Following the victory Ward led a life of ease and dissipation for two years, having bought a public house. In 1827 he was forced by public opinion to return to the ring, and accept a challenge from Peter Crawley. He was defeated by Crawley, but quickly reclaimed the title when Crawley retired immediately after their match. Ward's last match was in 1831. On 12 July, he fought his last fight against the Irish champion, Simon Byrne. After an hour and seventeen minutes Ward was victorious, and retained his title until his retirement in 1831.

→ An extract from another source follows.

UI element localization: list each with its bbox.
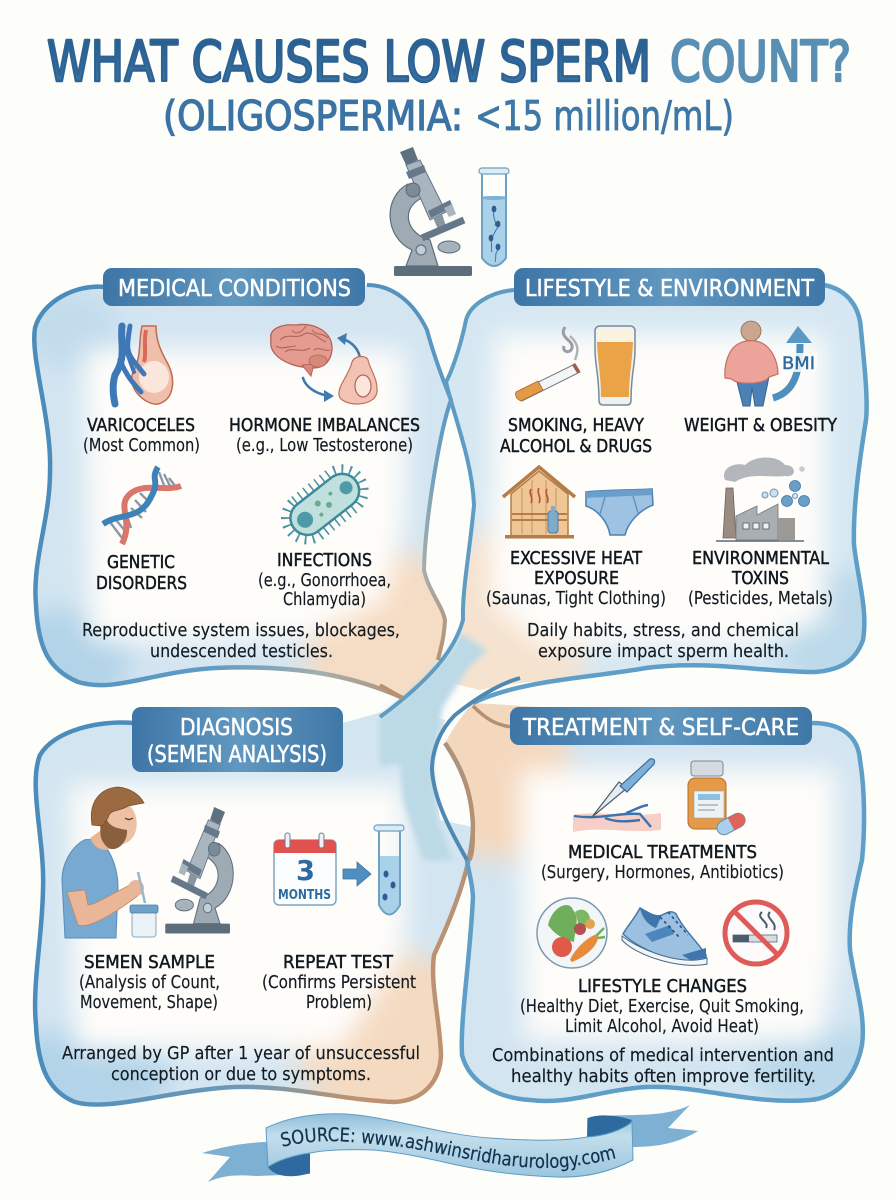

His 1831 retirement was forced. Ward had received criticism for refusing to face a younger challenger, James Burke, leading him to retire and relinquish his title to the victor of Burke's match against his last adversary Simon Byrne in 1833. Ward then refused to hand over the belt when Burke beat Byrne. Byrne had been knocked unconscious and died three days after the fight, Burke was tried and acquitted of his murder, but Ward still refused to part with the championship belt. He finally handed the belt over to William ‘Bendigo’ Thompson at the Queen’s Theatre in Liverpool following the latter's defeat of Burke in 1839.

==Retirement ==

In retirement he kept the "York Hotel" in Liverpool, where he was taught to paint by his friend, artist William Daniels. He became an accomplished and proficient artist exhibiting his work in London and Liverpool. He played both the violin and flute and sang in concerts. He taught the boxing arts to students, one of whom, Tom King, defeated the legendary Jem Mace to become champion in 1863. Ward died in 1884 at his home in London. He was elected to the International Boxing Hall of Fame in 1995. He is buried in Nunhead Cemetery, London.